If someone asked you what the most boring car was, what would you say? I’ve always said, “The Ford Taurus.” It now appears we have one in our garage. Yep, the Ford Five Hundred is going to be renamed.
Ford Revives Taurus Name
As Part of Marketing Shift
By JOHN D. STOLL
February 7, 2007; Page A4
Ford Motor Co.’s expected decision to revive the Taurus name comes amid growing concern among auto-industry executives about the burgeoning number of vehicle models competing for consumer attention in the U.S. market.
Company executives are expected to announce formally today at the Chicago auto show that Ford’s Five Hundred midsize sedan will be renamed Taurus, according to people briefed on the company’s plan. The move is part of a marketing strategy shift spurred by new Chief Executive Officer Alan Mulally.
Ford’s decision to revive the Taurus name comes just months after putting an end to the Taurus sedan, which at one point was the best-selling car in the U.S. It launched the Five Hundred in 2004.
Market research consultants J.D. Power & Associates count 331 vehicle nameplates in the U.S. market, with 60 new models on the way. “How do you get a consumer to register that?” said J.D. Power senior vice president Gary Dilts, a former top Chrysler Group sales executive, at an industry conference last week.
Mr. Mulally has been a vocal advocate of the Taurus name since he arrived at Ford last fall. As a Boeing Co. executive, Mr. Mulally studied the Ford project that produced the original Taurus in 1986. Mr. Mulally has said Ford made a mistake by letting the Taurus wither and then abandoning the name, which is recognized by 80% of potential car buyers. By contrast, the Ford Five Hundred name has achieved recognition by just 30% to 40% of potential buyers, according to people familiar with Ford’s research.

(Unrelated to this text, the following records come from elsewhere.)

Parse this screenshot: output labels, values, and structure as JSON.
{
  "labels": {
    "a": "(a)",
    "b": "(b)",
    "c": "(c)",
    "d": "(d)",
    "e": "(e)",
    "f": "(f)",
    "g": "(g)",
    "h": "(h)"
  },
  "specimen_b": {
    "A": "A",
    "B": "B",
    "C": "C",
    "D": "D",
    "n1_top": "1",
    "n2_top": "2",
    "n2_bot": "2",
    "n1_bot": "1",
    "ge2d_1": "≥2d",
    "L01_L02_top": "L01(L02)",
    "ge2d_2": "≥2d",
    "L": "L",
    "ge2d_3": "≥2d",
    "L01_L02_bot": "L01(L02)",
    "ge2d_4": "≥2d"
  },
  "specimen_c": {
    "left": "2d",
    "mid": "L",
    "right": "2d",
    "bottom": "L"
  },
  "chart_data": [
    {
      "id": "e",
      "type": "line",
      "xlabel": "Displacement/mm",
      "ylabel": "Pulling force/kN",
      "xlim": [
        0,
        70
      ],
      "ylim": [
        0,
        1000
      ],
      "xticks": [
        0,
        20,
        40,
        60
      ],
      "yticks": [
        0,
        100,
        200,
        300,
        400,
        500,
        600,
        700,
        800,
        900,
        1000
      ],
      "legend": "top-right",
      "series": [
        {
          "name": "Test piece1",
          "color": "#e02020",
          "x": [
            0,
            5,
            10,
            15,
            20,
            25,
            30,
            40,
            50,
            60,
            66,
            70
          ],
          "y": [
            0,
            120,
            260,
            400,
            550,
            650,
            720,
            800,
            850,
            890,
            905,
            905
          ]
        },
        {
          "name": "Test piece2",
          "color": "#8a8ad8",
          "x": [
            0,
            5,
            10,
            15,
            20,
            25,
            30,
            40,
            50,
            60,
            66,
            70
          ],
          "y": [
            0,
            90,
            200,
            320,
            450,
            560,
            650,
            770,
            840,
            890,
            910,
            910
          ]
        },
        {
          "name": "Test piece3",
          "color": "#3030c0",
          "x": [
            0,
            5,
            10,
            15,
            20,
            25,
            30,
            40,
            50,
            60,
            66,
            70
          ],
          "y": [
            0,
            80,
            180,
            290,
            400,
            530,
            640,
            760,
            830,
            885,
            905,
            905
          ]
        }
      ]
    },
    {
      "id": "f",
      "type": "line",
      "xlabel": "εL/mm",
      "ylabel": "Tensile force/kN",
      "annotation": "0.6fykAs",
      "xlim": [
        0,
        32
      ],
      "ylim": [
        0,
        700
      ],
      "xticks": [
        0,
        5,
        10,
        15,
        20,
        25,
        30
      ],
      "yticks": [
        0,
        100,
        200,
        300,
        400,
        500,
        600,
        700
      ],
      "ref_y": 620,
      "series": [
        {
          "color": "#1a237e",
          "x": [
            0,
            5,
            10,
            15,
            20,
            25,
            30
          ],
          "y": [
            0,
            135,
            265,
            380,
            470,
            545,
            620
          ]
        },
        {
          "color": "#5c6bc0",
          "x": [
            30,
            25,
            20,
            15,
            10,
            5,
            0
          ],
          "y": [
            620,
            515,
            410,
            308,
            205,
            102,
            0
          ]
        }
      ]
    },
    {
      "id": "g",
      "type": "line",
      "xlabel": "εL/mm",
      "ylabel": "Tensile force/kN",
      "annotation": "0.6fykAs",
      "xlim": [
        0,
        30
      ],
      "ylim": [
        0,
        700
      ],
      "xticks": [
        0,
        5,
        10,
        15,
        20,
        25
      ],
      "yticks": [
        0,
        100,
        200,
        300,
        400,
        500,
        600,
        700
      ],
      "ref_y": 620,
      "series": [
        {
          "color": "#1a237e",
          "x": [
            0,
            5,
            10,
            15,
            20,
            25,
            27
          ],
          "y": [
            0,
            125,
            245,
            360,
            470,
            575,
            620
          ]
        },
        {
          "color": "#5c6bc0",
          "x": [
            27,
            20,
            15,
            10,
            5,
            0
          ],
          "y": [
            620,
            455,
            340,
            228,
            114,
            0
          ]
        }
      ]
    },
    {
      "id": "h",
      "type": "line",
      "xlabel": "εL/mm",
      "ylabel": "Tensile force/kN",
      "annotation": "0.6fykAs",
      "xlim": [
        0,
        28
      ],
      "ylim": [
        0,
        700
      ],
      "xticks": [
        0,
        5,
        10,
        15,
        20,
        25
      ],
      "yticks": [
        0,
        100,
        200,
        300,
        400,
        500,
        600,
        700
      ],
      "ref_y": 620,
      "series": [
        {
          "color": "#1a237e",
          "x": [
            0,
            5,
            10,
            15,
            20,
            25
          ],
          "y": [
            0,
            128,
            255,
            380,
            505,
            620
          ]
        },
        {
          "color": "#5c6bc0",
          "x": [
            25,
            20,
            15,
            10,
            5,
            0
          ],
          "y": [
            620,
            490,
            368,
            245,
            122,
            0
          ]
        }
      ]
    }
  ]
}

The original Taurus’ rounded, aerodynamic design stood out from the mainstream midsize sedan market of the time, which was dominated by General Motors Corp.’s boxy, lookalike Chevrolets, Pontiacs and Buicks. For years, the two Ford plants that built the Taurus were among the most efficient car-assembly plants in the U.S.
Japanese auto makers Honda Motor Co. and Toyota Motor Corp. scrambled to make their competing Accord and Camry sedans more like the Taurus. In the late 1990s, following an unsuccessful redesign, Ford let the Taurus drift, focusing instead on sport-utility vehicles and other light trucks. Honda and Toyota, in contrast, kept investing in the Accord and Camry, and those two cars became the sales leaders in the midsize-sedan market.

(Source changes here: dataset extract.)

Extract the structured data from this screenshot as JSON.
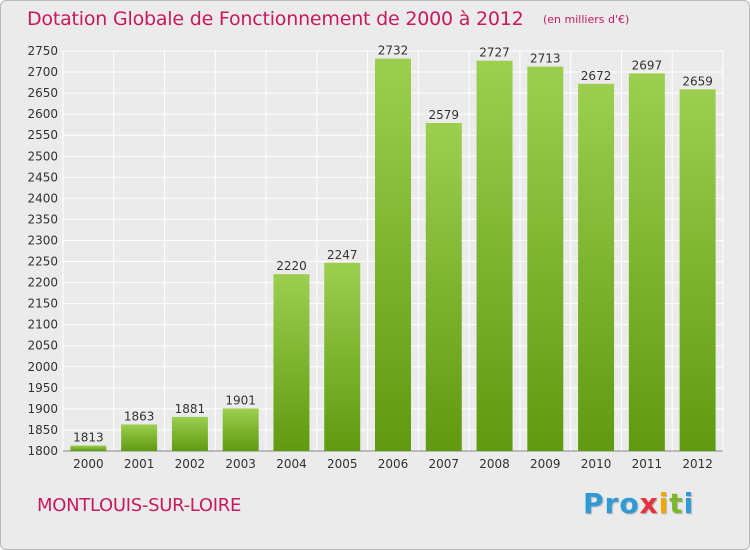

By the time of its demise, the Taurus was sold largely to rental fleets. Still, with around seven million sold, the Taurus is one of the largest selling names in Ford’s recent history.
The Five Hundred, a larger car that Ford hoped would take on the role of high volume family car, has met a cool reception since its launch. In 2006, sales of the Five Hundred fell 22% to 84,218 vehicles, or about half as many Tauruses as were sold in the last year of production. Sales of the Five Hundred were down 51% in January from a year earlier, at just 3,526 vehicles. The Five Hundred shares many of its parts and a common architecture with the Ford Freestyle crossover vehicle and the Mercury Montego sedan, all of which are built in Chicago.